By Costin Caramarcu |
About the Institutional Cluster gen 2(IC) at the SDCC.
Prerequisites:
- Have a valid account with the SDCC
- Apply here
- Have a valid account in slurm
- Your liaison should contact us with your name or user id via the ticketing system
Cluster Information:
The cluster consists of:
- 39 CPU worker nodes
- 12 4xA100-SXM4 GPU nodes
- 1 2xA100 80GB PCIe node
- 1 2xA100 40GB PCIe node
- 1 submit node
- 2 master nodes
The CPU nodes details:
- Supermicro SYS-610C-TR
- Intel(R) Xeon(R) Gold 6336Y CPU @ 2.40GHz
- NUMA node0 CPU(s): 0-23
- NUMA node1 CPU(s): 24-47
- Thread(s) per core: 1
- Core(s) per socket: 24
- Socket(s): 2
- NUMA node(s): 2
- 512 GB Memory
- InfiniBand NDR200 connectivity
The GPU A100-SXM4 nodes details:
- Supermicro SYS-220GQ-TNAR+
- Intel(R) Xeon(R) Gold 6336Y CPU @ 2.40GHz
- NUMA node0 CPU(s): 0-23
- NUMA node1 CPU(s): 24-47
- Thread(s) per core: 1
- Core(s) per socket: 24
- Socket(s): 2
- NUMA node(s): 2
- 1 TB Memory
- 4x A100-SXM4-80GB
- InfiniBand NDR200 connectivity

The GPU 2xA100 (80/40)GB PCIe nodes details(debug partition):
- Supermicro SYS-120GQ-TNRT
- Intel(R) Xeon(R) Gold 6336Y CPU @ 2.40GHz
- NUMA node0 CPU(s): 0-23
- NUMA node1 CPU(s): 24-47
- Thread(s) per core: 1
- Core(s) per socket: 24
- Socket(s): 2
- NUMA node(s): 2
- 512 GB Memory
- 2xA100 (80/40)GB (amperehost01/amperehost02)

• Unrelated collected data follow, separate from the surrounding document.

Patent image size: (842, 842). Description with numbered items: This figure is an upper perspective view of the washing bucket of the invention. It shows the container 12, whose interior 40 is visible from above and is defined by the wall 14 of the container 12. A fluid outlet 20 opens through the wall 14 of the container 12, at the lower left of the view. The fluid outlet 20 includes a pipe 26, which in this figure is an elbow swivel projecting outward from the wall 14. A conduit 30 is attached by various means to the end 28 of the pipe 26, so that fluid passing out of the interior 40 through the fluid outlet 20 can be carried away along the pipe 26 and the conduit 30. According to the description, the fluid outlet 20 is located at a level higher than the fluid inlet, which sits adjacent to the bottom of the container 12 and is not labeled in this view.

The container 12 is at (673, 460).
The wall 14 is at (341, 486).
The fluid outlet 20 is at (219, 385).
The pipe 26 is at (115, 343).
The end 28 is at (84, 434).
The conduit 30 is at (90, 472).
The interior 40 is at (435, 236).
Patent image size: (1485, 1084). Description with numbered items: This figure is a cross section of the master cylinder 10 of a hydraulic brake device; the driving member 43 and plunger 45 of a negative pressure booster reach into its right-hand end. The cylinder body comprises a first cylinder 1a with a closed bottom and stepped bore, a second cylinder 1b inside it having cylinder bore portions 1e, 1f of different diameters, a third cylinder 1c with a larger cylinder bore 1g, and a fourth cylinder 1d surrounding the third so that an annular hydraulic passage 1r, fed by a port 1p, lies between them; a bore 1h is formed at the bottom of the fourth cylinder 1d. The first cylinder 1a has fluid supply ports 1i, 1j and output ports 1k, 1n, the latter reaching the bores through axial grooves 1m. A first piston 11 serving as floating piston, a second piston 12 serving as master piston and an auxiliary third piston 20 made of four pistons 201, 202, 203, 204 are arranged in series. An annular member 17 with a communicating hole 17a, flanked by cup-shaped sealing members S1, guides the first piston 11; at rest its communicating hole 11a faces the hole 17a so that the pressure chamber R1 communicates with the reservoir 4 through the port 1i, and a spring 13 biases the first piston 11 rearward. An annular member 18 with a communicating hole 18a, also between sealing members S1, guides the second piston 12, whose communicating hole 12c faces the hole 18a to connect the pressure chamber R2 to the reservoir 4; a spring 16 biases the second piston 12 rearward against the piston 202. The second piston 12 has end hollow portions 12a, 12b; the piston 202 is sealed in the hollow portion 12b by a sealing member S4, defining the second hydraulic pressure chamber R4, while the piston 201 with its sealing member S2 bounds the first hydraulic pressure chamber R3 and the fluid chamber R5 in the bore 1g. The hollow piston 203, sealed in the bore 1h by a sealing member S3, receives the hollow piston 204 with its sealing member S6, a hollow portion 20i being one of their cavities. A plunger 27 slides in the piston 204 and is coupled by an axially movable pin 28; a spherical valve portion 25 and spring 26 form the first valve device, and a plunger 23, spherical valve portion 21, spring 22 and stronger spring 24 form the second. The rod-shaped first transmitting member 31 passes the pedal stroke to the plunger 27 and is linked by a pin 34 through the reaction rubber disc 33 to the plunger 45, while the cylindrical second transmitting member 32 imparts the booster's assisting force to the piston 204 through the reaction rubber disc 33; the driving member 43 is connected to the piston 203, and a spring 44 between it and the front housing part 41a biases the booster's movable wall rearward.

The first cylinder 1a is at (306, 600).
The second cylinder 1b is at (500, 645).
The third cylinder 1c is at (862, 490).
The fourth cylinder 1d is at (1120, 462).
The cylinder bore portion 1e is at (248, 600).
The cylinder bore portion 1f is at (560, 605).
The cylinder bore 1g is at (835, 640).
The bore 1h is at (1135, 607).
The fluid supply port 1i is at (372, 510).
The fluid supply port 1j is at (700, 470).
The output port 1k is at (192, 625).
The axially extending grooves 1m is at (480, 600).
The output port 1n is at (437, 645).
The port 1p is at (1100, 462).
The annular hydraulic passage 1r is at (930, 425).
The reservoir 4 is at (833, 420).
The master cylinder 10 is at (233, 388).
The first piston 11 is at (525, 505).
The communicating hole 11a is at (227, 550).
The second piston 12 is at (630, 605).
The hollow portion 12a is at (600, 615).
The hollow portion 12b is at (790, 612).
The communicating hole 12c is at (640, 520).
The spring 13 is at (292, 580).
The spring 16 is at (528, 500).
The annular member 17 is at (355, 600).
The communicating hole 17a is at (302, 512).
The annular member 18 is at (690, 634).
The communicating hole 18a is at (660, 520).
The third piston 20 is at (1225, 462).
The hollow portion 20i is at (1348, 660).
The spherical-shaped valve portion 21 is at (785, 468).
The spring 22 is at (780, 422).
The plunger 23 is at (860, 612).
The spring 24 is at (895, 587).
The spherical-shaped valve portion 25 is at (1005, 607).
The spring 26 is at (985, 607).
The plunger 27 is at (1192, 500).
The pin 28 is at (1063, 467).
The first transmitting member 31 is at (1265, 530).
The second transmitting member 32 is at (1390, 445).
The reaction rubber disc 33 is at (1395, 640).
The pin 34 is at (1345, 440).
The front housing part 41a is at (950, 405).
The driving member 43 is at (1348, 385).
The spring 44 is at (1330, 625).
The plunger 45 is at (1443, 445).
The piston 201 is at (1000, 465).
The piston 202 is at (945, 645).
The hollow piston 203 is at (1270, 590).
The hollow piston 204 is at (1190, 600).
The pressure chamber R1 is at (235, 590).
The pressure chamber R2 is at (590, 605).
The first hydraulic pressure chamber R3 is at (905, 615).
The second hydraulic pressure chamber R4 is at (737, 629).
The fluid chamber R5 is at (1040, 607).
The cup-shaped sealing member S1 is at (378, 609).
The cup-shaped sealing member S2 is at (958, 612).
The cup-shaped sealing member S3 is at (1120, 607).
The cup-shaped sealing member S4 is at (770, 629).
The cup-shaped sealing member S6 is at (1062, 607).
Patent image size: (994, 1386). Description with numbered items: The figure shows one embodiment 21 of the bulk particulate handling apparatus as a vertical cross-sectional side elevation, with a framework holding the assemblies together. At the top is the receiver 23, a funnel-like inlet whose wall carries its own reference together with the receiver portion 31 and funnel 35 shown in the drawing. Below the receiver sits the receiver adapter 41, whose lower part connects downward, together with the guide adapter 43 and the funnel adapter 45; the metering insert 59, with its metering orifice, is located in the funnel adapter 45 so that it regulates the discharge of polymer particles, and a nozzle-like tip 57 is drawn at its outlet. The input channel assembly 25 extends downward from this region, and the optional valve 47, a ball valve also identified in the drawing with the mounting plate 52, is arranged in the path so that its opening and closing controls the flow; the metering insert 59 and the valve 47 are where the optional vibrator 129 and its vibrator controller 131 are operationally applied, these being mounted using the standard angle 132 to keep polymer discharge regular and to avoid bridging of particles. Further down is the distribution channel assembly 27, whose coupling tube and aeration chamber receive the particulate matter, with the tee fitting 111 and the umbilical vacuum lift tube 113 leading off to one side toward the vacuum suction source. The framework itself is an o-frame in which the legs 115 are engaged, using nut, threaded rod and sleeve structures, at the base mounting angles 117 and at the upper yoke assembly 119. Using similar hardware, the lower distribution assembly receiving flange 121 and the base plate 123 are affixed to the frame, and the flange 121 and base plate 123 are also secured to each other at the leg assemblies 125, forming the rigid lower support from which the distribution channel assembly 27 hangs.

- InfiniBand NDR200 connectivity
Storage:
- 1.9 TB of local disk storage per node
- 1 PB of GPFS distributed storage
- Cluster Storage
Partitions:
partition | time limit | allowed qos | default time | preempt mode | CPU nodes | GPU nodes | user availability |
---|---|---|---|---|---|---|---|
debug | 30 minutes | normal | 5 minutes | off | 0 | 2 | ic |
cfn | 24 hours | cfn | 5 minutes | off | 35 | 8 | cfn only |
csi | 24 hours | csi | 5 minutes | off | 0 | 4 | csi only |
lqcd | 24 hours | lqcd | 5 minutes | off | 4 | 0 | lqcd only |
Limits:
- Each user can submit a maximum of 50 jobs
- The maximum number of nodes running jobs for an account varies with the size of the allocation.
Software
The institutional cluster offers software via module command and software librarians (of various groups) can install additional software as needed.